Produce a handoff brief for the CSM covering: what the customer thinks they bought (use their words where possible), commitments the sales team made, concerns or hesitations that are still open, key people to know.
 
Write it for someone who has never spoken to this customer. Produce the brief for [CSM name] to review.
Workflow 04 · Rep coaching brief Weekly
Prepare a weekly coaching brief for [rep name].
 
Query Outlit for their call activity over the past [7 or 14] days.
 
Identify across their recent calls: recurring objections or patterns, accounts that have gone quiet or have unresolved open questions, one or two specific things worth addressing in the 1:1.
 
Produce the brief for my review. Do not share with [rep name] unless I ask you to.

Frequently asked questions

How do I build a deal intelligence agent?

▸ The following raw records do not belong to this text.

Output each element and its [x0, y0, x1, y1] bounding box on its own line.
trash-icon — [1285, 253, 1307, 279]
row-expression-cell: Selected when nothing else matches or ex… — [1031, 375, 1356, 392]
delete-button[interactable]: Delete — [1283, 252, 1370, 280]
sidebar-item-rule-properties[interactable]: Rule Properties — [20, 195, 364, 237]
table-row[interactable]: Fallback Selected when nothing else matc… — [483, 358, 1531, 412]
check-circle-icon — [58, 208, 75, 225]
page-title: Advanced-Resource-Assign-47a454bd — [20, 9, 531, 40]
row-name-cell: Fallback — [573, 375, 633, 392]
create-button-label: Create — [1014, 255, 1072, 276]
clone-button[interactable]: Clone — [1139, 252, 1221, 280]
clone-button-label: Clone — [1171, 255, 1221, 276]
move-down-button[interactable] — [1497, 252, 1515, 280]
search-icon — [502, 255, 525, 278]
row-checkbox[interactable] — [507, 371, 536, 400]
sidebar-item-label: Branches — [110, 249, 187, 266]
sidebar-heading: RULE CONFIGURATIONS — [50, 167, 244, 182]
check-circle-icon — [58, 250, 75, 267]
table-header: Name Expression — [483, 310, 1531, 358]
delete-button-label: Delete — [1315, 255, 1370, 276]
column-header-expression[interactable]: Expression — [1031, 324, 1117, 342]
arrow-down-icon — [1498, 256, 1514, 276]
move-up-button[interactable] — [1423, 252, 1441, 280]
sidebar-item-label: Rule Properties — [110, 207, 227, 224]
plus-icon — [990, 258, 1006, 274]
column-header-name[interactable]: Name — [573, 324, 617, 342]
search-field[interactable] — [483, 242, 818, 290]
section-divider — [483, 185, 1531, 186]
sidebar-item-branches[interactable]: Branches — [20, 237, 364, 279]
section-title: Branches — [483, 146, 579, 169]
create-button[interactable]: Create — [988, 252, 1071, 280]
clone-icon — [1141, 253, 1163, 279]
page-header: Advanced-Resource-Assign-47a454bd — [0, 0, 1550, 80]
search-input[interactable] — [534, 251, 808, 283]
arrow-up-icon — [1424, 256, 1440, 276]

Connect your call recording source (Fireflies or Granola) to Outlit, install and authenticate the Outlit CLI, then run outlit setup claude-code for Claude Code. Write an instruction file that defines your workflows: pre-call briefs, closed-lost postmortems, CS handoffs, and rep coaching. The agent queries Outlit for account context before every response and produces structured outputs for review.

How is this different from a call recorder?

Fireflies and Granola capture call recordings or notes. They're the source of the data. Outlit sits on top and unifies those records with email, Slack, and billing into a single account profile that agents can query. The call recorder tells you what was said. Outlit makes it available to the agent that's about to help your team act on it. You use both.

What call recording tools does Outlit support?

Outlit connects to Fireflies and Granola. It indexes call records per account and makes them queryable alongside email and Slack context. Whichever of those two tools your team uses, the workflows in this guide run the same way.

Does the agent listen to calls directly?

No. The agent queries Outlit, which indexes the call recordings and transcripts already captured by your recording tool. It reasons over the structured summaries and highlights, not the raw audio.

Do I have to use Claude Code?

No. For coding agents, Outlit supports outlit setup claude-code, outlit setup codex, outlit setup gemini, outlit setup opencode, and other documented setup aliases. For remote MCP clients such as Cursor or VS Code, use the workspace MCP URL from Outlit and complete OAuth in the client. Custom scripts can use the API with an Outlit API key.

What if my call recording data is patchy?

Output quality reflects input quality. If your team isn't recording calls consistently, the agent will flag gaps in its output rather than invent context. Start by fixing recording hygiene, then roll out the workflows.